Australia’s Crackdown on Crypto Fraud Intensifies

This latest case adds to a growing list of enforcement actions taken by ASIC against crypto fraud in Australia. As of August 2024, ASIC reported that it had helped dismantle over 615 fraudulent cryptocurrency investment schemes.

Recent months have seen an increase in similar incidents:

In May, ASIC began civil proceedings against Liang “Allan” Guo, a former director of the now-defunct crypto exchange ACX.io. The platform’s collapse left customers out of pocket by more than $20 million.

In March, Brendan Gunn, brother of Olympic breakdancer Rachel “Raygun” Gunn, was charged with dealing in suspected proceeds of crime in another crypto-related fraud worth $181,000.

These examples underscore the risks investors face in the loosely regulated crypto ecosystem, and the growing role that ASIC and other watchdogs are playing in trying to protect the public.


What This Means for Crypto Investors in Australia

This case serves as a strong warning for investors and financial advisers alike. For investors, the lesson is clear: do your due diligence and be wary of crypto schemes promising high returns with little risk. Always confirm whether your adviser is acting within their legal scope and verify the legitimacy of the investment products they promote.

For advisers, Rogan’s case is a reminder of the severe consequences of breaching trust and misleading clients. The financial services industry is built on integrity, and even a single act of fraud can destroy a career permanently.


Rogan’s Right to Appeal and Ongoing Investigation

While ASIC has imposed the ban, the case is not yet fully closed. Rogan retains the legal right to appeal the decision before the Administrative Review Tribunal. Meanwhile, ASIC’s investigation into her conduct remains active and could result in further legal or criminal proceedings depending on the outcome.

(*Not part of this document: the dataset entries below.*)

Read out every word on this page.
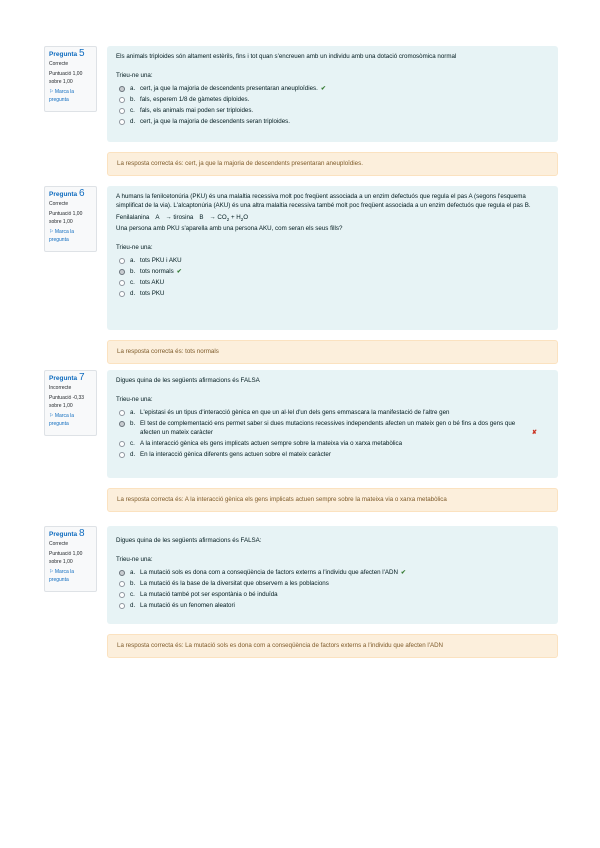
Pregunta 5
Correcte
Puntuació 1,00 sobre 1,00
⚐ Marca la pregunta
Els animals triploides són altament estèrils, fins i tot quan s'encreuen amb un individu amb una dotació cromosòmica normal
Trieu-ne una:
a. cert, ja que la majoria de descendents presentaran aneuploïdies. ✔
b. fals, esperem 1/8 de gàmetes diploides.
c. fals, els animals mai poden ser triploides.
d. cert, ja que la majoria de descendents seran triploides.
La resposta correcta és: cert, ja que la majoria de descendents presentaran aneuploïdies.
Pregunta 6
Correcte
Puntuació 1,00 sobre 1,00
⚐ Marca la pregunta
A humans la fenilcetonúria (PKU) és una malaltia recessiva molt poc freqüent associada a un enzim defectuós que regula el pas A (segons l'esquema simplificat de la via). L'alcaptonúria (AKU) és una altra malaltia recessiva també molt poc freqüent associada a un enzim defectuós que regula el pas B.
Fenilalanina A → tirosina $B \to CO_2 + H_2O$
Una persona amb PKU s'aparella amb una persona AKU, com seran els seus fills?
Trieu-ne una:
a. tots PKU i AKU
b. tots normals ✔
c. tots AKU
d. tots PKU
La resposta correcta és: tots normals
Pregunta 7
Incorrecte
Puntuació -0,33 sobre 1,00
⚐ Marca la pregunta
Digues quina de les següents afirmacions és FALSA
Trieu-ne una:
a. L'epistasi és un tipus d'interacció gènica en que un al·lel d'un dels gens emmascara la manifestació de l'altre gen
b. El test de complementació ens permet saber si dues mutacions recessives independents afecten un mateix gen o bé fins a dos gens que afecten un mateix caràcter	✘
c. A la interacció gènica els gens implicats actuen sempre sobre la mateixa via o xarxa metabòlica
d. En la interacció gènica diferents gens actuen sobre el mateix caràcter
La resposta correcta és: A la interacció gènica els gens implicats actuen sempre sobre la mateixa via o xarxa metabòlica
Pregunta 8
Correcte
Puntuació 1,00 sobre 1,00
⚐ Marca la pregunta
Digues quina de les següents afirmacions és FALSA:
Trieu-ne una:
a. La mutació sols es dona com a conseqüència de factors externs a l'individu que afecten l'ADN ✔
b. La mutació és la base de la diversitat que observem a les poblacions
c. La mutació també pot ser espontània o bé induïda
d. La mutació és un fenomen aleatori
La resposta correcta és: La mutació sols es dona com a conseqüència de factors externs a l'individu que afecten l'ADN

Her name has also been added to the ASIC banned and disqualified register, a public record designed to help consumers and businesses identify individuals who are barred from operating in the financial services space.

The Need for Stronger Crypto Oversight

As cryptocurrency continues to gain mainstream traction, regulatory enforcement will play a crucial role in protecting investors and maintaining public trust. The complexity and anonymity of crypto transactions often make them attractive to bad actors, highlighting the need for greater vigilance and public education.

Regulators around the world are racing to catch up with the pace of innovation in blockchain technology, but as the Rogan case demonstrates, even licensed professionals can exploit regulatory gaps to carry out fraud.


Final Thoughts: Protect Yourself from Crypto Scams

The story of Glenda Maree Rogan is a chilling reminder of how easily trust can be exploited, especially when it involves emerging financial technologies like cryptocurrency. With millions lost and lives potentially impacted, the case adds urgency to the call for more robust checks and balances within Australia’s financial advisory sector.

Investors should always:

Verify credentials of financial advisers.

Avoid “too-good-to-be-true” returns, especially involving crypto.

Consult ASIC's register of financial advisers and scam alerts before making decisions.

Report suspicious activity promptly to relevant authorities.


As ASIC continues its crackdown, one thing is certain: crypto scams in Australia will face tougher scrutiny than ever before.